I really have an issue with people that cannot see the need to take responsibility for themselves. I spent at least an hour this evening reading this post on waiterrant about a young, pretty waitress's experience with a table of 40-something men that don't know when they shouldn't be flirting with a 20-something woman. Part of what took me so long was reading the 250+ comments, and this is where I get to the point of "what is the world coming to?". There were several commenters that felt the situation amounted to serious sexual harrassment and that Waiter should have done something more than just give her a suggested comeback since he was her superior.

I can't help but wonder how the hell people began to think like this. Since when is it up to someone else to stand up for how you feel?!? If I, as a woman sometimes known as attractive and even been called hot and beautiful and often cute, don't like your comments to me, then I will take it upon myself to let you know in some way. I was a waitress for a brief time, but it isn't just waitressing...I am pretty certain it was mostly not when waitressing when I encountered the unwanted flirting such as this waitress experienced that night. You either learn to deal with it because being young and attractive has undoubtedly worked to your advantage more times than you're able to comprehend or you crawl into a hole and hope humans disappear and the world gets taken over by thoughtless robots. Whether she simply requests they stop the behavior in a no-nonsense manner or starts developing her witty and/or sassy comebacks, she is going to feel better about herself in the long-run having learned to deal with these uncomfortable situations rather than feeling like someone else needs to come to her rescue.

Perhaps I am less offended by the idea of being objectified since it began for me while I was still a child (although I suppose I am much more in the school of thought of "stop being so sensitive about every little thing, it really isn't personal" than PC), but I feel sorry for the women that are so easily offended by these stupid, harmless remarks from men. I sincerely hope that more people feel like I do than not because I just cannot understand the thought process of someone that would even consider suing a restaurant because they wouldn't make a customer that was flirting with a waitress leave when she didn't have the guts to do something about it herself to begin with. I agree that women shouldn't have to put up with crap while simply trying to do their jobs, but if you don't like how you're being treated, you need to attempt to resolve the situation yourself before even thinking that your boss should handle it for you.

If you don't read the post from Waiter or all the comments, much of this post may not make sense, but please do not read this believing that the waitress wants to sue the bistro where Waiter works...that absurdity was brought up in the comments.

I must also applaud whoever it was that made the comment over there about men not necessarily knowing when they shouldn't be flirting.
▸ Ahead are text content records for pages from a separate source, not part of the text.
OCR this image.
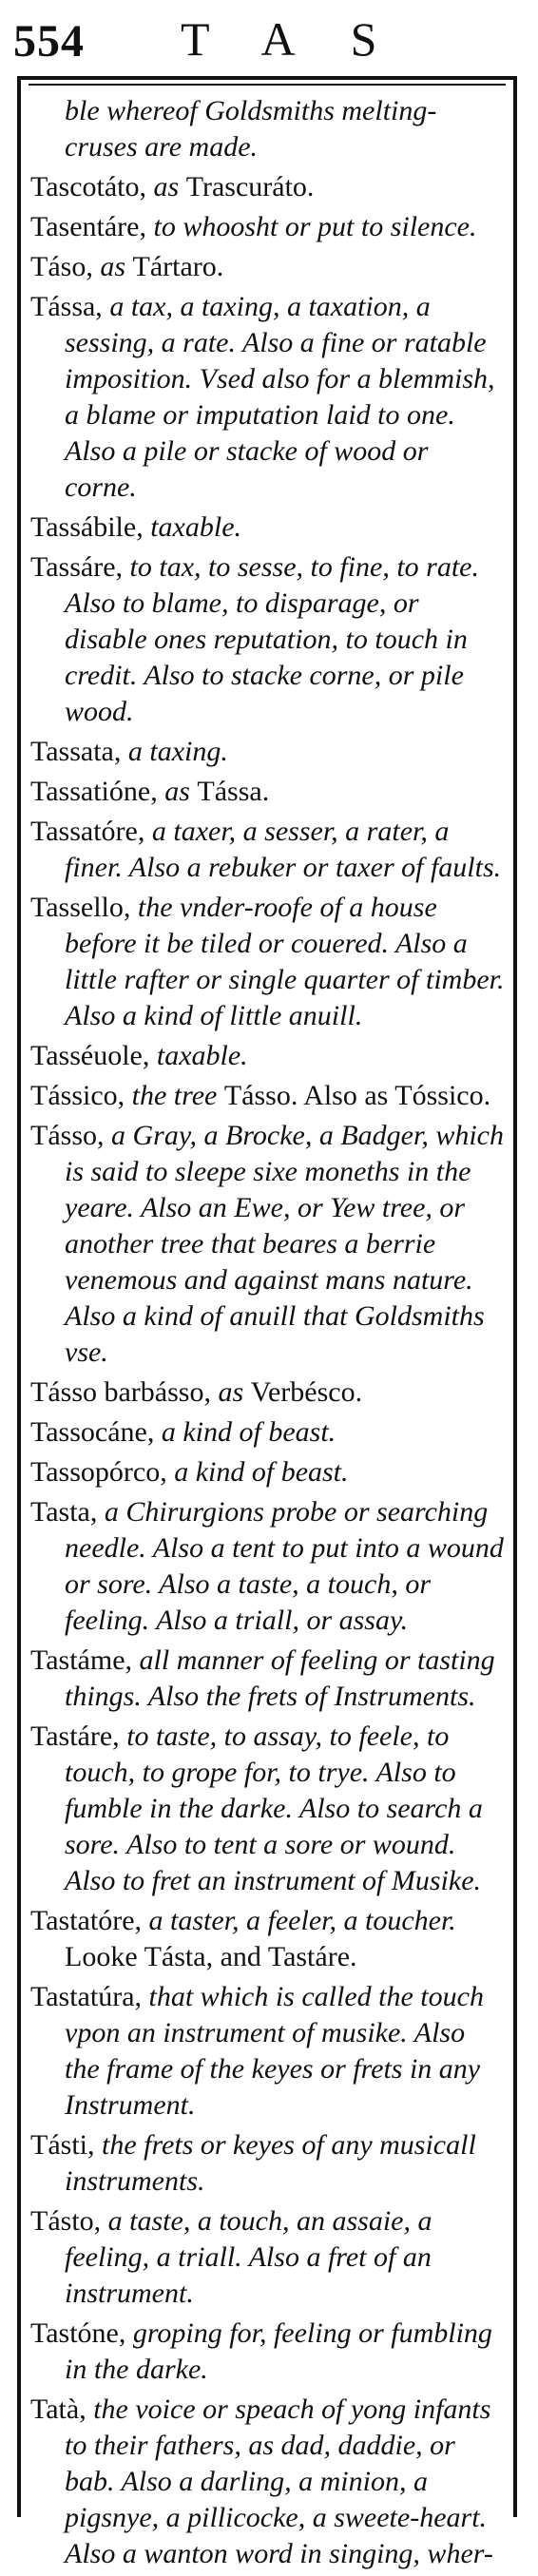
554 TAS

ble whereof Goldsmiths melting-cruses are made.

Tascotáto, as Trascuráto.

Tasentáre, to whoosht or put to silence.

Táso, as Tártaro.

Tássa, a tax, a taxing, a taxation, a sessing, a rate. Also a fine or ratable imposition. Vsed also for a blemmish, a blame or imputation laid to one. Also a pile or stacke of wood or corne.

Tassábile, taxable.

Tassáre, to tax, to sesse, to fine, to rate. Also to blame, to disparage, or disable ones reputation, to touch in credit. Also to stacke corne, or pile wood.

Tassata, a taxing.

Tassatióne, as Tássa.

Tassatóre, a taxer, a sesser, a rater, a finer. Also a rebuker or taxer of faults.

Tassello, the vnder-roofe of a house before it be tiled or couered. Also a little rafter or single quarter of timber. Also a kind of little anuill.

Tasséuole, taxable.

Tássico, the tree Tásso. Also as Tóssico.

Tásso, a Gray, a Brocke, a Badger, which is said to sleepe sixe moneths in the yeare. Also an Ewe, or Yew tree, or another tree that beares a berrie venemous and against mans nature. Also a kind of anuill that Goldsmiths vse.

Tásso barbásso, as Verbésco.

Tassocáne, a kind of beast.

Tassopórco, a kind of beast.

Tasta, a Chirurgions probe or searching needle. Also a tent to put into a wound or sore. Also a taste, a touch, or feeling. Also a triall, or assay.

Tastáme, all manner of feeling or tasting things. Also the frets of Instruments.

Tastáre, to taste, to assay, to feele, to touch, to grope for, to trye. Also to fumble in the darke. Also to search a sore. Also to tent a sore or wound. Also to fret an instrument of Musike.

Tastatóre, a taster, a feeler, a toucher. Looke Tásta, and Tastáre.

Tastatúra, that which is called the touch vpon an instrument of musike. Also the frame of the keyes or frets in any Instrument.

Tásti, the frets or keyes of any musicall instruments.

Tásto, a taste, a touch, an assaie, a feeling, a triall. Also a fret of an instrument.

Tastóne, groping for, feeling or fumbling in the darke.

Tatà, the voice or speach of yong infants to their fathers, as dad, daddie, or bab. Also a darling, a minion, a pigsnye, a pillicocke, a sweete-heart. Also a wanton word in singing, wher-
There are 20-something women that date 40-something men...it isn't unheard of, people. The men at this table could very well have thought they had a shot with the waitress since at the very least, they were less-than-poor. How is a guy to know if he has a shot with a woman unless he takes a shot? I also can't help but think this waitress wouldn't have been so uncomfortable or offended had the men been younger and more appealing to her.

1 comment:

GA girl said...

Considering I'm one of the 20somethings dating a 40something, I'd say yes older men do have a shot. Did not read the waiter post, but I'd say, get over it. Flirting is natural, if you don't like it, tell them to kiss off and kiss your tip good bye as well.